Cute marketing, she thought. Probably a vegan thing.
Forgoing her usual plain drip coffee, she ordered a blueberry muffin.
The barista, Jo, with increasingly large under-eye circles and a nervous twitch, handed it over with both hands and whispered, “Eat responsibly.”
Karen assumed it was a tip for digestion. It was not.
She took one bite and a warm muffin-y bliss spread through her limbs, followed by a sudden and overwhelming ability to hear what everyone around her was thinking.
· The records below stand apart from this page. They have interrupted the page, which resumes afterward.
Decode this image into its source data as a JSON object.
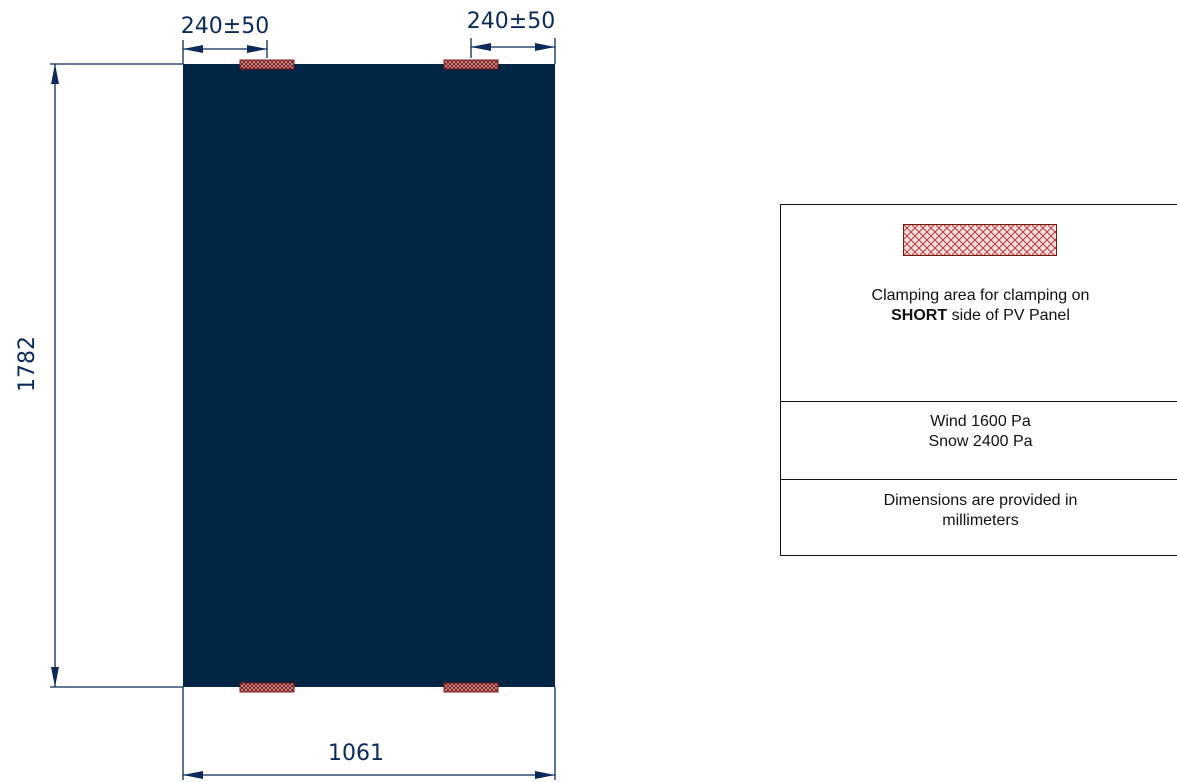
{
  "dimensions": {
    "top_left_offset": "240±50",
    "top_right_offset": "240±50",
    "height": "1782",
    "width": "1061"
  },
  "legend": {
    "clamping": {
      "line1": "Clamping area  for clamping on",
      "line2_bold": "SHORT",
      "line2_rest": " side of PV Panel"
    },
    "loads": {
      "wind": "Wind 1600 Pa",
      "snow": "Snow 2400 Pa"
    },
    "units": {
      "line1": "Dimensions are provided in",
      "line2": "millimeters"
    }
  },
  "colors": {
    "panel": "#022445",
    "clamp": "#7a1414",
    "dimension": "#0b2a5a",
    "swatch_hatch": "#b73b3b",
    "swatch_fill": "#f4dede"
  }
}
The man at the next table was mentally drafting a breakup text involving almond and raspberry petit fours. The woman by the window was debating whether croissants were a personality trait while the guy that joined the end of the line really hated raisins in his pastries. He violently hated raisins.
Blinking, Karen realized the world had gone into full broadcast mode. It wasn’t just any thoughts she could hear though. She could only hear thoughts about pastries.
Walking out, a jogger passed and she heard, “I don’t deserve a cruller unless I do five more laps.”
As a child walked by, she heard, “Cupcakes are just muffins wearing hope.”
It was very loud and weirdly profound.
By noon, Karen had written a manifesto titled Crumbs of the Collective Mind, which she handed out on street corners wearing a homemade scone themed hat. She spoke passionately of the Muffin Matrix, the Croissant Consciousness, and how banana bread held the key to enlightenment.
People listened and crowds grew. Oprah came out of retirement with one phone call.The barista, Jo, refused to confirm whether the muffins contained cinnamon or sentient spores, but the original cursed coffee jar rattled on the shelf and whispered, “Let them eat fate.”